Serial Innumeracy on Homeland Security
We are asking the wrong questions when it comes to our safety.
At hearings of the Senate Homeland and Governmental Affairs Committee earlier this month, former congresswoman Jane Harman (D-CA), now head of the Wilson Center in Washington, made a gallant stab at coming up with, and hailing, some homeland-security functions that “execute well.”
At the top of Harman’s list was the observation that Customs and Border Protection (CBP) last year stopped more than 3,100 individuals from boarding U.S.-bound aircraft at foreign airports for national-security reasons. Since these were plucked out of more than fifteen million travelers that went through fifteen preclearance locations overseas, it was, she exclaimed enthusiastically, “like picking needles from a haystack!”
Committee chair Senator Joseph Lieberman (I-CT) waxed even more enthusiastic about the number, concluding grandly that it “took very sophisticated data systems and implementation of those systems to make that happen” and that “we’re all safer as a result of it.”
This was an exercise in serial innumeracy, of course, because the relevant statistic is not how many individuals were denied entry but how many of those denied actually presented a security threat. Neither enthusiast presented relevant data, but, judging from the fact that no one apparently was arrested (we’d tend to know if they had been), the number was likely just about zero. Nor was information presented about the problems or costly inconvenience inflicted upon the many who were likely waylaid in error.
Moreover, it is not clear where the Harman/Lieberman number even comes from. According to Homeland Security officials interviewed by Michael Schmidt for a recent article in the New York Times, only 250 people in each of the last two years were turned away or even pulled aside for questioning as potential national security risks by preclearance screeners. Maybe CBP is even more “sophisticated” at picking needles from haystacks than Harman and Lieberman give it credit for. Does that mean we’re even safer as a result? Or less so?
Schmidt also supplies information that calls into question the whole preclearance enterprise. Stimulated in considerable measure by the failed underwear-bomber attempt to blow up an airliner flying from Europe to Detroit in 2009, the program is, as Department of Homeland Security chief Janet Napolitano stresses “an expensive proposition.” Although it has been instituted so far only in airports in Canada, the Caribbean and Ireland, it already costs $115 million a year. Expansion to hundreds of other airports (including the one the underwear bomber actually took off from) is not only costly but also requires a major diplomatic effort because it involves cajoling foreign governments into granting the United States police-like powers on their own soil. The program has not foiled any major plots thus far, notes Schmidt, and he pointedly adds that it would scarcely be difficult for a would-be terrorist to avoid the few airports with preclearance screening to board at one of the many that do not enjoy that security frill.

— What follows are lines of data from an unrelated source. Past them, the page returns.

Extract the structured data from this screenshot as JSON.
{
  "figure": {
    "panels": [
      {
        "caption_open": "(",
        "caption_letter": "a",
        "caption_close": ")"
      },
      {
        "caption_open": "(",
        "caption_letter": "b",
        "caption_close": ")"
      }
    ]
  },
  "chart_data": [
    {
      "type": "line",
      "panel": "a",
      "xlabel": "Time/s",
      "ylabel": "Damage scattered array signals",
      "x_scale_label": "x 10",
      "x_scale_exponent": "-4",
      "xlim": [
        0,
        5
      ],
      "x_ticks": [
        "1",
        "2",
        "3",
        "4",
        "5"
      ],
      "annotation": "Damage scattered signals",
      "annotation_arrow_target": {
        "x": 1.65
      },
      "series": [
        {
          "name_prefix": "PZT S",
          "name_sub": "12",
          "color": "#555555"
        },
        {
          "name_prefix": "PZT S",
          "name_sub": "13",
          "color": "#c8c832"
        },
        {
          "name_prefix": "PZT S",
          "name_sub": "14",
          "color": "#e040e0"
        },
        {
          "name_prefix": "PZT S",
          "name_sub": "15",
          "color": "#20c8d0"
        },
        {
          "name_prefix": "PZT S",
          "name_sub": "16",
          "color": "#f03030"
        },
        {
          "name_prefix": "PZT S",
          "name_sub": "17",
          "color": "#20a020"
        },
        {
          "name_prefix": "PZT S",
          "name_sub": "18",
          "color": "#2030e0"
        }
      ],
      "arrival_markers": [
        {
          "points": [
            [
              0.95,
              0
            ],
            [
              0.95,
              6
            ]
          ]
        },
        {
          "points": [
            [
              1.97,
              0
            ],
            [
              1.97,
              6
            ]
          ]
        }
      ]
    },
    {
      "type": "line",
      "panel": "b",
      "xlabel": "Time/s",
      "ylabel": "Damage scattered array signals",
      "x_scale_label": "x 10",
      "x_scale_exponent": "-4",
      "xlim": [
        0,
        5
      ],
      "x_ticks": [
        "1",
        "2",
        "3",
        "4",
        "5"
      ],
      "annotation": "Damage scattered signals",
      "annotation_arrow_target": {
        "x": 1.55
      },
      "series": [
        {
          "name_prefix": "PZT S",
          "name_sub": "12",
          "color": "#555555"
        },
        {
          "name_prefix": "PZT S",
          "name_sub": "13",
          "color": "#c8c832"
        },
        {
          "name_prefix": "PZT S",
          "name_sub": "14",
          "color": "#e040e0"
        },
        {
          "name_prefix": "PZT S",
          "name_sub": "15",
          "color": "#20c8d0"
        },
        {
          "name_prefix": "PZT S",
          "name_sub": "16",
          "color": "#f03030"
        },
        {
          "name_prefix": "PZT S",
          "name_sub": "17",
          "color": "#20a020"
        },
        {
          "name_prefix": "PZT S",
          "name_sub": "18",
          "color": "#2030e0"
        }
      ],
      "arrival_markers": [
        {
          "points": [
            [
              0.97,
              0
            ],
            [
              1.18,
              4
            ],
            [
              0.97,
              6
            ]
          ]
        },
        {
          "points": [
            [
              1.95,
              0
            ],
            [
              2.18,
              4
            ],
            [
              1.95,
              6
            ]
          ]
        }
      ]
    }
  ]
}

But the main innumeracy issue in all this is that the key question, as usual when homeland security is up for consideration, is simply left out of the discussion. The place to begin is not “are we safer” with the security measure in place but how safe are we without it.
We have calculated that, for the twelve-year period from 1999 through 2010 (which includes 9/11, of course), there was one chance in twenty-two million that an airplane flight would be hijacked or otherwise attacked by terrorists.
The question that should be asked of the numerically challenged, then, is the one posed a decade ago by risk analyst Howard Kunreuther: “How much should we be willing to pay for small reductions in probabilities that are already extremely low?”